In 2015, Parkland created a “flying frequent flyer” program. It is concerned with patients who have been to the hospital at least 10 times last month. Some of them have $100,000 in unpaid bills each year. In the past year, almost everyone has been homeless. For example, in the past 30 days, one person has been to the emergency room 12 times.

The Parklandcenter forclinicalinnovation directs frequent visitors to homeless shelters and food storage rooms. Private donations are used in computer systems to track the care these patients receive outside the hospital. It connects the fire department, the school system and the community college. For example, the school system ensures that parents are filling out their child's asthma medication.

Obama's medical reform is part of the reason Parker decided to take action. It punishes medical insurance payments for hospitals that are re-hospitalized. It creates a financial reason for Parkland to work with community groups to maintain the health of homeless patients.

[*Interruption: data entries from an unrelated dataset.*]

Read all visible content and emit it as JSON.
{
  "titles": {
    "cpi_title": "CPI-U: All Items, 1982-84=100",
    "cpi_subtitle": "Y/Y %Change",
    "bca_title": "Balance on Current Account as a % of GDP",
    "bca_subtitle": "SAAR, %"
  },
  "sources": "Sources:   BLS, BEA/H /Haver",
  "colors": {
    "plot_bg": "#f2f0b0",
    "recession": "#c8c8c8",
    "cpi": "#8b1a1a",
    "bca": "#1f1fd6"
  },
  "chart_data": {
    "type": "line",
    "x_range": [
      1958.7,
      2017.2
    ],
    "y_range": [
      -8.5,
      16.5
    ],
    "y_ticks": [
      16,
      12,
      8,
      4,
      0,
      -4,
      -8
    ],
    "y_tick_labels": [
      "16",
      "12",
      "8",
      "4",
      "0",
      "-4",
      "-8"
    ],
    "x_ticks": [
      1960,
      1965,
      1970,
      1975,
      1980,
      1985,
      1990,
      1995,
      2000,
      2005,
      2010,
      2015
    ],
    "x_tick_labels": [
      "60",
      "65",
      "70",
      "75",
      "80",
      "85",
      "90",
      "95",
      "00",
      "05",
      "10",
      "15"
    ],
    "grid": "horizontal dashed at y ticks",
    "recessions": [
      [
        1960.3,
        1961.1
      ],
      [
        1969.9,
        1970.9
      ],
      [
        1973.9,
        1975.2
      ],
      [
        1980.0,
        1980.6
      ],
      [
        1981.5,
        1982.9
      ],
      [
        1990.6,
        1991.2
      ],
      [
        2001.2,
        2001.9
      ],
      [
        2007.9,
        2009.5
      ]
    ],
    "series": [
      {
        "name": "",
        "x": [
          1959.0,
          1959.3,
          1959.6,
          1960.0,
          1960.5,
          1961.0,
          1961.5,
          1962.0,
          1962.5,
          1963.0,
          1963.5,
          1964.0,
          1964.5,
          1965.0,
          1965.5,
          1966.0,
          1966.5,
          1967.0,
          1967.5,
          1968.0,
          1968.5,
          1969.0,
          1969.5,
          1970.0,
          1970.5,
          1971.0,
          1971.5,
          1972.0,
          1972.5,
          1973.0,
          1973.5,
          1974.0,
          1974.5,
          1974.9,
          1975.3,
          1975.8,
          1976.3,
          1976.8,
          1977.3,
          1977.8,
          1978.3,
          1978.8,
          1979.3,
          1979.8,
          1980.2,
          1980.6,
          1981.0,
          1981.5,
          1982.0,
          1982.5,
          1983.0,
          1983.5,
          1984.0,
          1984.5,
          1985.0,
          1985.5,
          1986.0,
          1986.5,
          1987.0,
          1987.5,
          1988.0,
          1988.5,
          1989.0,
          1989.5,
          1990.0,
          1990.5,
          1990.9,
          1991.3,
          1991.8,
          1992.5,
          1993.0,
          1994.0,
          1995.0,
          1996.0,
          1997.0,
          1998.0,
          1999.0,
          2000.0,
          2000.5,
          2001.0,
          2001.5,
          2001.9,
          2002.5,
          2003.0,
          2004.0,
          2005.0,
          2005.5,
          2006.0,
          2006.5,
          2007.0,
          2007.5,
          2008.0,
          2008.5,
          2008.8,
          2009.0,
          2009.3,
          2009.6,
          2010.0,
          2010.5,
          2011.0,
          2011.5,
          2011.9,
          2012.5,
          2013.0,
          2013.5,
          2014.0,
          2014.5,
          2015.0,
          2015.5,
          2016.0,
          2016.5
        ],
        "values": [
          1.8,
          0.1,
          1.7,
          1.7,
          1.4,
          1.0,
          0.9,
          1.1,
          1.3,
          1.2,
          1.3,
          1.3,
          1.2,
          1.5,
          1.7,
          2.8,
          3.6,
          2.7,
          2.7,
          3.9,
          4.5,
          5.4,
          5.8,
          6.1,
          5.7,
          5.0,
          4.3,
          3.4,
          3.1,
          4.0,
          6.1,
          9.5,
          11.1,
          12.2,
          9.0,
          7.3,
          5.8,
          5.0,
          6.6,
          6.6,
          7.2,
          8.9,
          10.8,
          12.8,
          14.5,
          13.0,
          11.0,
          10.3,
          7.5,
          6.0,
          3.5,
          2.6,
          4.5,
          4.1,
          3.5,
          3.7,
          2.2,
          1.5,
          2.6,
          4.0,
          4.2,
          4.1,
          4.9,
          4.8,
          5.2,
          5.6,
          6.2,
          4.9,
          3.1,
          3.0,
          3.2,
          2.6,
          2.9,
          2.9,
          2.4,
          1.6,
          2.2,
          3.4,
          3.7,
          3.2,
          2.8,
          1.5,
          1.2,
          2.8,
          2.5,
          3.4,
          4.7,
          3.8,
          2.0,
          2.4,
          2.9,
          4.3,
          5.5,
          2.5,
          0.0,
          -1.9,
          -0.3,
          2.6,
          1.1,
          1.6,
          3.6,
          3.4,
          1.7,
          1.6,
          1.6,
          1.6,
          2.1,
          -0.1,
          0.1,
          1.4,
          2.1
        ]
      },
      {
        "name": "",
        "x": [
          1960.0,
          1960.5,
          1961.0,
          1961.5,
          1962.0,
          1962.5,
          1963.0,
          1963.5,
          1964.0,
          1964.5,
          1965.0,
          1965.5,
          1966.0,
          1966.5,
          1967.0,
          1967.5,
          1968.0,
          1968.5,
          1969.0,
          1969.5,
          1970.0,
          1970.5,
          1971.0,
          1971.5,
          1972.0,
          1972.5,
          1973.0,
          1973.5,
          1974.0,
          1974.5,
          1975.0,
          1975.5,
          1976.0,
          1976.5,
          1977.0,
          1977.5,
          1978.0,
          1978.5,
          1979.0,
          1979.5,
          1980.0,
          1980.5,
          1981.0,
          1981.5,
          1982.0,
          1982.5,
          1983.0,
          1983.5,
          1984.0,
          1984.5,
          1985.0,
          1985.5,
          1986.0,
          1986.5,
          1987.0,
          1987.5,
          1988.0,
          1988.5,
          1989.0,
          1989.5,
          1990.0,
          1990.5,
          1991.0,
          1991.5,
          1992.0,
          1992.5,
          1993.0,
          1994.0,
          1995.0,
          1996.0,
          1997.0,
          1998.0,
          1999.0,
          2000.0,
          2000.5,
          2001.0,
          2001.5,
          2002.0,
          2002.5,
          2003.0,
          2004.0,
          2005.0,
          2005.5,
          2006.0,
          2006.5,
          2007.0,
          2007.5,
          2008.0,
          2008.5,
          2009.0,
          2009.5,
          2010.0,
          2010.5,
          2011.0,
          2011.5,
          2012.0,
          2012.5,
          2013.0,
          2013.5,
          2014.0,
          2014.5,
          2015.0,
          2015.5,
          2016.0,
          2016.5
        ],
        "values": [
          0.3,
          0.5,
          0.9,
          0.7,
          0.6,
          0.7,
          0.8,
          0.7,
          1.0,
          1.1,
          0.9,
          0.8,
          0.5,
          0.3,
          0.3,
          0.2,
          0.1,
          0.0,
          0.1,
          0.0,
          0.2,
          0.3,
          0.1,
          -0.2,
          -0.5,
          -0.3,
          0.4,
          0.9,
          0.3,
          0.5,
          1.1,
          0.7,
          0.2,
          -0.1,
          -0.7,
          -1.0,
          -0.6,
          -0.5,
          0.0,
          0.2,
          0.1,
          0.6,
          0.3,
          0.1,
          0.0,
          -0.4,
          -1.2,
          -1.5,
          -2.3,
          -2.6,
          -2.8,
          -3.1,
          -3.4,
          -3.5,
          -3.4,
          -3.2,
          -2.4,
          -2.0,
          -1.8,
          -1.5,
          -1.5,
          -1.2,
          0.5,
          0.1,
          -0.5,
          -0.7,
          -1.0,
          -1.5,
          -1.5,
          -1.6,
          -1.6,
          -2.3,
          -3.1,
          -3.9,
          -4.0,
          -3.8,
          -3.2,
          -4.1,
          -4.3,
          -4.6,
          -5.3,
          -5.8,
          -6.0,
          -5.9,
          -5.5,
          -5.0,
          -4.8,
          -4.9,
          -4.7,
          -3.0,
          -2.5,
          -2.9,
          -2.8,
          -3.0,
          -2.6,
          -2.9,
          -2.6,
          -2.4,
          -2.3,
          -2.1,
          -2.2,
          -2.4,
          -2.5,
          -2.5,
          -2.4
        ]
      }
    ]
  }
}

ACA relies on preventive care to reduce costs

The Affordable Care Act has an effective preventive care program. Any national health reform plan that wants to reduce costs should follow this principle. It requires insurance companies, health insurance companies and Medicaid companies to provide preventive health services free of charge. All 50 procedures recommended by the US Preventive Services Task Force did not co-pay. The Obamacare reform program requires it to be included as part of 10 basic benefits.